Ex-IT Auditor and I agree. I was screaming for automation in the audit process for years and nobody would listen. Many of the employees are burnt-out and hate their jobs. My prediction is that governments will decide to audit companies using some kind of AI and report back any findings to shareholders, while ensuring correct taxes are paid. Big 4 has 5 years max to pivot their business or they're going to die.


> Ex-IT Auditor and I agree. I was screaming for automation in the audit process for years and nobody would listen.

Honestly, this seems like a lose-lose for decision makers: - automation reduces billable hours, a net loss to the auditor - automation finds more fraud, a net loss to the person who hired the good auditor

Of course, shareholders would appreciate less fraud, but have no seat at this particular table.


I guess ERP companies are better placed to offer this kind of thing than an accountancy?


I’m very excited to see how technology impacts financial reporting in the future. We’re rapidly approaching a point where every single transaction could be audited in real time with software, and the details of each transaction automatically scrutinized.


"Excited" is one way of putting it. If we had any chance of this working or ending well, we wouldn't get daily or weekly posts here on HN of people having their Stripe/AWS/PayPal/Google accounts banned. Look forward to "Your company has been locked, please contact your auditor AI to get no help whatsoever"...


But that's the exact opposite to the economics of consulting esp at these big companies. The goal is to get as many low cost employees doing the most amount of high bill work as possible to make the most profit. Automation or ai would just lower what you can charge by removing 1000 hours per year of a college grad making 50-90k while charging at 500k a year for them. And you need these rates to cover for the highly paid sales leads and project leads as well as profits. You'd have no good way to pay your high bill rate applied scientist.

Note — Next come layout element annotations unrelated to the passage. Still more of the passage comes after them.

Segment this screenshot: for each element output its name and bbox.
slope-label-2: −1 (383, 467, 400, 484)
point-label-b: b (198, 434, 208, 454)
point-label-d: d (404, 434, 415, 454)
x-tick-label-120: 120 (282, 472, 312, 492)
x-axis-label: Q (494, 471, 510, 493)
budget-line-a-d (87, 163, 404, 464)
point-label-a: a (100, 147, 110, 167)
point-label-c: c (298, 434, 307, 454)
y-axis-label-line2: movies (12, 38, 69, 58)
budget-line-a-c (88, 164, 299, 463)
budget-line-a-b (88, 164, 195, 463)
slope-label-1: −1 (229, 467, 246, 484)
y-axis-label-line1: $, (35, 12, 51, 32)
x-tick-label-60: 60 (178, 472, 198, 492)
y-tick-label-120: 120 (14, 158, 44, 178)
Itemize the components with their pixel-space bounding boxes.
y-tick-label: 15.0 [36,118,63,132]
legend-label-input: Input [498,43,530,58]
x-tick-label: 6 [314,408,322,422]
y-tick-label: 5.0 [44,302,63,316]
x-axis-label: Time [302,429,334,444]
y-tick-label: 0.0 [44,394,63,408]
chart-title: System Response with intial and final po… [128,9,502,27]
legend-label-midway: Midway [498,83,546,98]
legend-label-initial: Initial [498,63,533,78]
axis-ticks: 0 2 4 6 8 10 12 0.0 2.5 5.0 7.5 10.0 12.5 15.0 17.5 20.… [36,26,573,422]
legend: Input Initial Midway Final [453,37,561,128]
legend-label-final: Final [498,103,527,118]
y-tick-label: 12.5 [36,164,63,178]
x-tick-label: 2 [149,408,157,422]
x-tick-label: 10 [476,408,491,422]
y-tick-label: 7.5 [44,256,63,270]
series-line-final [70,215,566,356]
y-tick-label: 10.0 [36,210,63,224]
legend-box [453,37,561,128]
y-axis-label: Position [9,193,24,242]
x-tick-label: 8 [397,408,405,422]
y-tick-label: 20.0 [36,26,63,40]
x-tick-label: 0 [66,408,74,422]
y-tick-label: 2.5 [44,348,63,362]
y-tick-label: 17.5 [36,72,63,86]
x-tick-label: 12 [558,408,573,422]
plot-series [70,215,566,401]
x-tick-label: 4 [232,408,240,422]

But why does cost not matter on the contract? A few reasons, one being is these are hourly contracts and the consultants know the customer has to finish the project. there will be more money. Second the customers are picking one of these companies on rep. If they fire the consultants they just rotate through the rest of the big five. There's no real incentive for the big five to change their model with customers who are making decisions based on who sponsors the golfer they like. Just like how every VC used svb, go with who you know.

This is why I left consulting. Every good shop gets wooed by the siren song of butts in seats economics. After consulting I've moved to where I sonetimes have to damage control projects from the big 5 and other high end large tech consultants on code. They're all doing the same thing if they get that big.

We had 2 recently with nationally renowned consultants where the provided heads couldn't use basic shell scripts or basic cloud cli, all at a senior DevOps bill rate. I ended up interviewing several of them and the only one of them id trust was their senior principal architect (5% time) who I'd put as a Jr/sr sysde/sde at our co. We fired the consultants. Luckily we only wasted money, our pm, and a few hours of my time.

Beware any company that competes with beer and insurance companies for commercial slots.


As a subject of some of those audots, and as being responsible for a subset of relevant processes, I can confirm. I'd just add that, at least under SOX audits, also the internal controls are audited. And if those controls are laclong, that is a, potentially major, audit finding as well.